1.がんであるとの誤診(本記事は乳がんに関する過失肯定例を紹介します)

 一般に、がんをめぐる医療過誤の内容としては、がんの見落とし、治療方針(手術適応や手術の術式選択の誤り、治療自体の失敗など、がんに対する適切な治療が受けられなかったことを内容とするものが多いです。

 しかし、医師ががんではない患者をがん患者であると誤診したために患者が本来不必要であった治療を受けることで損害が発生するという医療過誤も存在します。

 がんの確定診断は病理診断(組織診、細胞診)によることが多いため病理検査の誤りが医師の注意義務違反の中心になると考えられます。

 乳がんなどは、病変部を切り取り診断する組織診ではなく病変の一部分を採取し診断する細胞診レベルでも診断がつくことが多いとされており組織診が行われないまま乳がんとの診断がされることがあるようです。

 このため、裁判となった事案には乳がんに関する事案が多いように思われます。

2.乳がんに関する誤診につき医師の過失が肯定された裁判例

①名古屋地裁平成15年11月26日判タ1157号217頁

 良性繊維腺腫であった患者に対し生検をしないまま乳がんと診断し、乳腺切除や腋窩リンパ節郭清術を行った事案です。

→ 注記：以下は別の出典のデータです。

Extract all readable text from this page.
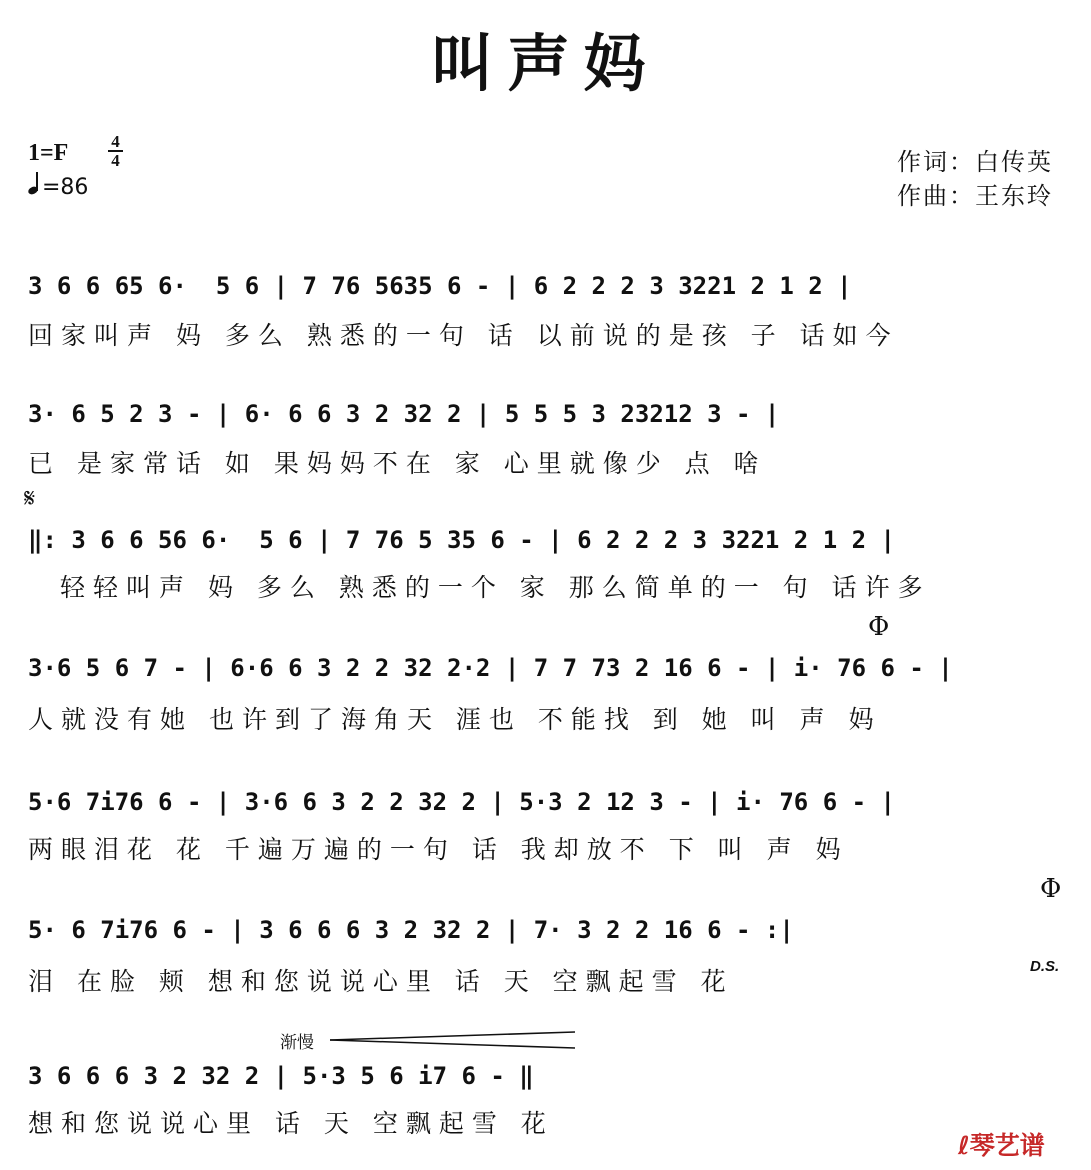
叫声妈
1=F	4
4
=86
作词：白传英
作曲：王东玲
3 6 6 65 6·  5 6 | 7 76 5635 6 - | 6 2 2 2 3 3221 2 1 2 |
回家叫声 妈 多么 熟悉的一句 话 以前说的是孩 子 话如今
3· 6 5 2 3 - | 6· 6 6 3 2 32 2 | 5 5 5 3 23212 3 - |
已 是家常话 如 果妈妈不在 家 心里就像少 点 啥
𝄋
‖: 3 6 6 56 6·  5 6 | 7 76 5 35 6 - | 6 2 2 2 3 3221 2 1 2 |
轻轻叫声 妈 多么 熟悉的一个 家 那么简单的一 句 话许多
Φ
3·6 5 6 7 - | 6·6 6 3 2 2 32 2·2 | 7 7 73 2 16 6 - | i· 76 6 - |
人就没有她 也许到了海角天 涯也 不能找 到 她 叫 声 妈
5·6 7i76 6 - | 3·6 6 3 2 2 32 2 | 5·3 2 12 3 - | i· 76 6 - |
两眼泪花 花 千遍万遍的一句 话 我却放不 下 叫 声 妈
Φ
5· 6 7i76 6 - | 3 6 6 6 3 2 32 2 | 7· 3 2 2 16 6 - :|
泪 在脸 颊 想和您说说心里 话 天 空飘起雪 花
D.S.
渐慢
3 6 6 6 3 2 32 2 | 5·3 5 6 i7 6 - ‖
想和您说说心里 话 天 空飘起雪 花
ℓ琴艺谱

 裁判所は、乳がんの手術が必要かどうかの診断を行うにあたり医師には腫瘍が良性か悪性かの鑑別を極めて慎重に行うべき注意義務があるとして、画像診断等の検査結果から腫瘍が良性である可能性があった事実を前提として鑑別のために生検を行うべき注意義務の存在を認め、医師にかかる注意義務違反を認めました。

②東京地判平成19年3月29日

 ⅢB期にあった乳がん患者を骨転移があるためⅣ期であると誤診し根治を目的とする治療ではなくがんの進行を抑えがんと共存することを目的とするホルモン剤投与による治療が行われた事案です。

 裁判所は、骨レントゲンの結果は骨転移についての疑問を差し挟みうる内容であったこと、より確実な診断を行うためのMRI検査を避けるべき特段の事情も見当たらないこと、ⅢB期とⅣ期では治療方針ががんの根治かがんとの共存かという決定的な違いがあることを前提として、MRI検査を行わなかった医師の注意義務違反を認めました。

 ただし、乳がんの進行度とは関係なく腋窩リンパ節廓清が行われ、合併症として上腕挙上障害や上腕浮腫等の合併症が生じる場合があることを理由として、医師の注意義務違反と腋窩郭清の合併症として生じた上腕等の障害との間の因果関係を否定し損害としては150万円の慰謝料を認めるにとどまりました。